At the middle income level, other demons emerge. The Alternative Minimum Tax, a vehicle written into law to close loopholes for wealthy taxpayers, now punishes hundreds of thousands of families earning less than $80,000. Within ten years, it will hit nine million.


Bereft of any serious reason to maintain high taxes—we have, after all, no war, no deficit, and a president who has declared the era of big government to be over—why do so many lawmakers still want to spend first and cut later?


And, at the top, the hit is just as hard. In 1997, lawmakers lowered the capital gains tax. In the rarefied halls of economic theory, this move makes sense, for capital is already taxed once at the corporate level. But the reality of the capital gains cut—and another is forthcoming—is that it creates a fresh social division, what we at the Wall Street Journal have called the division between the haves and the almost-haves. On the one hand are the haves, who pay taxes on capital gains at 20 percent or, in some states, 30 percent. On the other hand are the wage slaves, whose entire incomes are subject to heavier income tax levies. Their money is taxed at 40 percent or, in the higher-tax states, 50 percent. This means that the government is depriving these people—professionals, mostly—of the chance to ensure prosperity for their children.

The most important group for the country, after all, is not the wealthy, although we may legitimately wish them well. It is those who hope to become wealthy—a hallowed definition of what it means to be an American. These people look up the progressivity ladder and see only greater punishment awaiting them. The obstacles they face—a top federal tax rate of 40 percent, plus state and local taxes that can put them over the 50 percent line—are higher than the hurdles that confronted their older siblings, who had only Ronald Reagan’s 28 percent bracket to surmount.

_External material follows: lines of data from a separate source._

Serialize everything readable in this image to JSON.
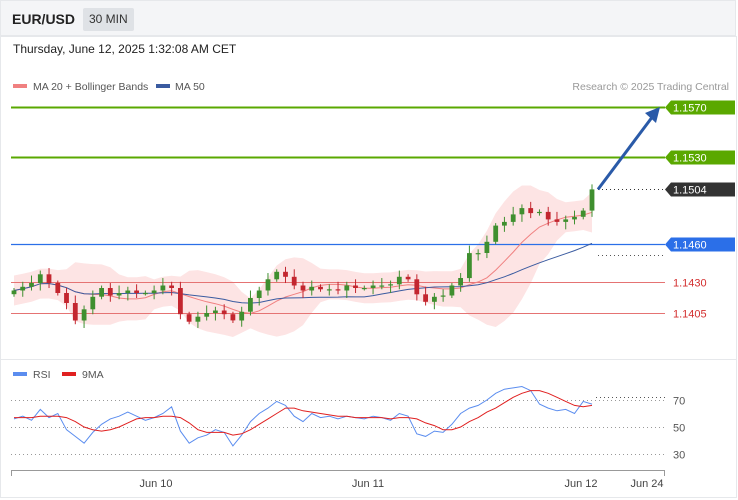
{
  "header": {
    "symbol": "EUR/USD",
    "interval": "30 MIN"
  },
  "datetime": "Thursday, June 12, 2025 1:32:08 AM CET",
  "legend": {
    "ma20_label": "MA 20 + Bollinger Bands",
    "ma50_label": "MA 50",
    "credit": "Research © 2025 Trading Central"
  },
  "rsi_legend": {
    "rsi_label": "RSI",
    "ma_label": "9MA"
  },
  "colors": {
    "up": "#3f8f2f",
    "down": "#c3262f",
    "resistance_green": "#5aa800",
    "pivot_blue": "#2b6fe8",
    "support_red": "#e57373",
    "ma20": "#f08080",
    "ma50": "#3a5ba0",
    "bands_fill": "#fde4e4",
    "rsi": "#5b8def",
    "rsi_ma": "#e02020",
    "arrow": "#2a5aa8",
    "current_tag": "#333333"
  },
  "chart_data": [
    {
      "type": "candlestick",
      "title": "EUR/USD",
      "interval": "30 MIN",
      "xlabels": [
        "Jun 10",
        "Jun 11",
        "Jun 12",
        "Jun 24"
      ],
      "ylim": [
        1.1388,
        1.1575
      ],
      "current_price": 1.1504,
      "levels": [
        {
          "label": "1.1570",
          "value": 1.157,
          "kind": "resistance"
        },
        {
          "label": "1.1530",
          "value": 1.153,
          "kind": "resistance"
        },
        {
          "label": "1.1504",
          "value": 1.1504,
          "kind": "current"
        },
        {
          "label": "1.1460",
          "value": 1.146,
          "kind": "pivot"
        },
        {
          "label": "1.1430",
          "value": 1.143,
          "kind": "support"
        },
        {
          "label": "1.1405",
          "value": 1.1405,
          "kind": "support"
        }
      ],
      "series": [
        {
          "name": "MA 20 + Bollinger Bands"
        },
        {
          "name": "MA 50"
        }
      ],
      "forecast_arrow": {
        "from": 1.1504,
        "to": 1.157
      },
      "close_path": [
        1.1423,
        1.1426,
        1.1429,
        1.1436,
        1.1429,
        1.1421,
        1.1413,
        1.1399,
        1.1408,
        1.1418,
        1.1425,
        1.1419,
        1.1421,
        1.1423,
        1.1421,
        1.1421,
        1.1423,
        1.1427,
        1.1425,
        1.1404,
        1.1398,
        1.1402,
        1.1405,
        1.1407,
        1.1404,
        1.1399,
        1.1406,
        1.1417,
        1.1423,
        1.1432,
        1.1438,
        1.1434,
        1.1427,
        1.1423,
        1.1426,
        1.1424,
        1.1424,
        1.1423,
        1.1427,
        1.1425,
        1.1425,
        1.1427,
        1.1427,
        1.1428,
        1.1434,
        1.1432,
        1.142,
        1.1414,
        1.1418,
        1.1419,
        1.1427,
        1.1433,
        1.1453,
        1.1453,
        1.1462,
        1.1475,
        1.1478,
        1.1484,
        1.1489,
        1.1485,
        1.1486,
        1.148,
        1.1478,
        1.148,
        1.1482,
        1.1487,
        1.1504
      ]
    },
    {
      "type": "line",
      "title": "RSI",
      "series": [
        {
          "name": "RSI"
        },
        {
          "name": "9MA"
        }
      ],
      "yticks": [
        70,
        50,
        30
      ],
      "ylim": [
        20,
        85
      ],
      "rsi_values": [
        56,
        58,
        55,
        63,
        57,
        60,
        48,
        43,
        38,
        46,
        52,
        56,
        58,
        61,
        58,
        55,
        57,
        60,
        65,
        47,
        38,
        42,
        44,
        48,
        46,
        36,
        44,
        54,
        60,
        64,
        69,
        66,
        58,
        54,
        60,
        57,
        58,
        56,
        58,
        57,
        56,
        58,
        57,
        55,
        60,
        58,
        45,
        43,
        47,
        46,
        52,
        60,
        64,
        66,
        70,
        75,
        78,
        79,
        80,
        77,
        67,
        64,
        62,
        63,
        60,
        69,
        67
      ],
      "ma_values": [
        57,
        57,
        57,
        58,
        58,
        58,
        57,
        54,
        50,
        48,
        47,
        48,
        50,
        53,
        56,
        57,
        57,
        58,
        58,
        57,
        53,
        48,
        46,
        46,
        46,
        44,
        45,
        48,
        52,
        56,
        60,
        64,
        64,
        62,
        61,
        60,
        59,
        58,
        58,
        57,
        57,
        57,
        57,
        56,
        57,
        57,
        56,
        53,
        51,
        48,
        48,
        50,
        54,
        57,
        61,
        64,
        68,
        72,
        75,
        77,
        77,
        75,
        72,
        69,
        66,
        65,
        66
      ]
    }
  ]
}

A final argument for tax cutting lies in our vision for the future. For, although we may no longer argue the need to “stimulate” the economy, our new individualism tells us that an economy free of the burden of the current code could only do better. And, yes, such growth is likely to have a trickle-down effect in city jobs, in prosperity. Here, the supply-siders’ theories are anything but outdated.

The most immediate penalties for inaction, though, lie in the political sphere. Tax disillusionment is a big part of voter disillusionment. It shows up in declining voter-turnout rates, in the fact that fewer people check the “presidential election campaign” box on their 1040s, and in polls that show declining faith in government. Voters have learned that government often promises serious tax relief but rarely delivers it.

In this sense, the reigning economic philosopher of our era is not Milton Friedman, the free market hero whose thinking so inspired the ’80s warriors. It is another Nobelist, James Buchanan of George Mason University. Leading a school of thought known as public choice theory, Buchanan has argued that the government’s impulse is very much like the impulse of any private-sector business—it wants to compete and grow. This is why, in 1999, bereft of any serious reason to maintain high taxes—we have, after all, no war, no deficit, and a president who has declared the era of big government to be over—many lawmakers, particularly Democrats, still insist on spending first and cutting later.

It is a bitter betrayal and one that tells us that tax cuts—broad cuts, cuts that also benefit “the rich”—can do more than any other policy to restore faith in the social contract. Freedom is necessary to sustain our civil society, as well as the prosperous era we have begun. A great president once said, “Only when the human spirit is allowed to invent and create, only when individuals are given a personal stake in deciding economic policies and benefiting from their success—only then can societies remain economically alive, dynamic.” That was Ronald Reagan, whose broader message can still guide us, after all.